The growing adoption of smart home device and systems could give companies supplying the technology and the services huge revenues and “unprecedented awareness of consumer habits and preferences,” according to US-based research firm ABI Research.
“Through embedded connectivity in a growing range of smart home devices and appliances, these products increasingly send a near constant stream of data regarding their status and their use,” ABI says.
“The smart home data feed is a resource that can be leveraged to improve, extend and drive greater revenues for those vendors with access to the data.”
However, the firm envisages even great potential for providers to extract value by combining data from smart home devices with that from other sources.
“With the exchange of smart home data between device vendors and system providers and the potential to pass on that data further to third-parties the value of that data extends far beyond just that device or even smart home system provider.”
Leading the charge, says ABI, are the behemoths Google and Amazon. ABI research director Jonathan Collins said: “Smart home data can play to the core services of [Google parent] Alphabet, Amazon and Apple. Among many others, all three are significantly engaged in the smart home market and together represent more than $US 500 billion of revenue. If leveraging smart home data to improve their sales by just one per cent then the potential remains significant.
“In their own efforts to capture smart home data, the fourth quarter last year saw Amazon and Google deeply discount their Echo and Home voice-control devices with pricing on some devices close to the cost of the components within them.

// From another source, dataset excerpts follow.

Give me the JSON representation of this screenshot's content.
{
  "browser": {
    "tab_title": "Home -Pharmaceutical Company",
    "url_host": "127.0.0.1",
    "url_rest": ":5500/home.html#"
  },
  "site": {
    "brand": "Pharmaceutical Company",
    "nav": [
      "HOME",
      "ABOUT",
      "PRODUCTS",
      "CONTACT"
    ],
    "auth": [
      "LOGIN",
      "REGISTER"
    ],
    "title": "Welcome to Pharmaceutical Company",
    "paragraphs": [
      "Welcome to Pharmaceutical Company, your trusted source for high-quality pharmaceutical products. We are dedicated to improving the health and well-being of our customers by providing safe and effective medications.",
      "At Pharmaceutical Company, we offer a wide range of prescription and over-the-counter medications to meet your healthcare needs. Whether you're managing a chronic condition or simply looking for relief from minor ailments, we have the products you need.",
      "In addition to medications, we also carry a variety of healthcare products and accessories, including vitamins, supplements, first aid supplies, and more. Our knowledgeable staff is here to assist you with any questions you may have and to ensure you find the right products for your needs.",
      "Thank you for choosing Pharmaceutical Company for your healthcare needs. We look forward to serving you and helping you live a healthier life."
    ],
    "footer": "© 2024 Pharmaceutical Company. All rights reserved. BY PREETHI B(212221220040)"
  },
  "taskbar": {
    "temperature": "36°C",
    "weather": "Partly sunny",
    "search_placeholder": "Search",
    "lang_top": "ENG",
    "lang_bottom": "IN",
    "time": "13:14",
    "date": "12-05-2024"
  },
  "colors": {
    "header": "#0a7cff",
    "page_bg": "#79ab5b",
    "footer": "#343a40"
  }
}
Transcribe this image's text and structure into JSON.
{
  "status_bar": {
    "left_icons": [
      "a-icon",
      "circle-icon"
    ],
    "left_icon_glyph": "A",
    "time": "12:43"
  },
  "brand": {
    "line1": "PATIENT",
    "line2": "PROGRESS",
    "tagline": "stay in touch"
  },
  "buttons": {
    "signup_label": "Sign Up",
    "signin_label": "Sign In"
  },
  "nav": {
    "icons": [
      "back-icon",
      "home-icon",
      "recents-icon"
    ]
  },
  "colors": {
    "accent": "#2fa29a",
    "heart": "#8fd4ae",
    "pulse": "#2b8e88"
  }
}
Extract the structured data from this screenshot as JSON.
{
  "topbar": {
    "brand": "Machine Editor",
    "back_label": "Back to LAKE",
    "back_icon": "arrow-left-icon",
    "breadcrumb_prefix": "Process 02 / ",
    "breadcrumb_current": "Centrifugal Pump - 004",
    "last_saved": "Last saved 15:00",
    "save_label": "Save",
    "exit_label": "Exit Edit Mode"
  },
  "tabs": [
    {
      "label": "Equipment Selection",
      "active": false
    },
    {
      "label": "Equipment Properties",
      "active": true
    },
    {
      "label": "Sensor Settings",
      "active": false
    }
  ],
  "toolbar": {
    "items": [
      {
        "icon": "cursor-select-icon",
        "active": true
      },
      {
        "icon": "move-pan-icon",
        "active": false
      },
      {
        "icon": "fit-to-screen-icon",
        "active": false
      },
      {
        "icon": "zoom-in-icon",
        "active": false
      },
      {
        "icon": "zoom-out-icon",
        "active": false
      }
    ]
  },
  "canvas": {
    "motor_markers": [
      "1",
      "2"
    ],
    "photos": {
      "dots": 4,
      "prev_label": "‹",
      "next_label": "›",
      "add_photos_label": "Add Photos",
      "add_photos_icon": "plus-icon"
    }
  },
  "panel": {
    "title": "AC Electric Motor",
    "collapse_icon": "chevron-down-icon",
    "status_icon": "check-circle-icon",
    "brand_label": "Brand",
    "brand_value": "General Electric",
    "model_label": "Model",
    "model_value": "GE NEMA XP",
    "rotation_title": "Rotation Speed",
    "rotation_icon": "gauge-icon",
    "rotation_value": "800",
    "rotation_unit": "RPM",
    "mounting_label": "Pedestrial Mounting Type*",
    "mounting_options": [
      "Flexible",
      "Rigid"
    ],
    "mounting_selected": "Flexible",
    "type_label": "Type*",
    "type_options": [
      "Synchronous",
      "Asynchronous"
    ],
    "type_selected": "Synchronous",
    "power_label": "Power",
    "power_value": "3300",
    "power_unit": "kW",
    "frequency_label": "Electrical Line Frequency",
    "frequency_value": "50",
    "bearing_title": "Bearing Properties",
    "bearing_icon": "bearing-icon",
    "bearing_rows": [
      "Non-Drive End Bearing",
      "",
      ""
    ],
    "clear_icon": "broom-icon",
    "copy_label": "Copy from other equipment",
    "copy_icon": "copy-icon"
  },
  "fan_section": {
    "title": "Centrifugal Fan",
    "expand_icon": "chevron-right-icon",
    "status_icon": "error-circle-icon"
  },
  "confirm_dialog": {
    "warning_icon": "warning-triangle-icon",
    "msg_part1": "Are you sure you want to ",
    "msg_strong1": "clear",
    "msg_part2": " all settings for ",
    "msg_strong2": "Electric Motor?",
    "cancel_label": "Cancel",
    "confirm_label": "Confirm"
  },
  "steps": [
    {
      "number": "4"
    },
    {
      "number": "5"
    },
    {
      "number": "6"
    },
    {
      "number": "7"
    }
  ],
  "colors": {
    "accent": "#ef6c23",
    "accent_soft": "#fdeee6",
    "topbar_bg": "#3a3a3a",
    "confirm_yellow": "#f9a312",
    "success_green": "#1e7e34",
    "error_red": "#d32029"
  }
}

“By 2022, nearly 300 million households around the world will have some level of smart home adoption. Alphabet already captures a dominant share of online advertising spending – close to $US70 billion in 2017. If it can better target its ads with additional insight from smart home data and charge a premium for its services, Alphabet holds the potential for significant revenue growth. Likewise, Amazon can not only better target its own marketing but can also provide key sales leads and infrastructure for a raft of in-home services.”
To what extent this potential can be realised will depend to a large extent on customers’ attitudes towards the use of personal data, especially given the revelations regarding the collection and use of Facebook data.
ABI notes that Apple is already “looking to differentiate its smart home through highlighting the limitations on its own data collection and management within its HomeKit smart home platform.”
Collins said: “The ongoing exchange of data between home and device/system provider is at the heart of the modern smart home. Understanding how that data can and will be used will likewise remain at the heart of the impetus behind smart home investment.”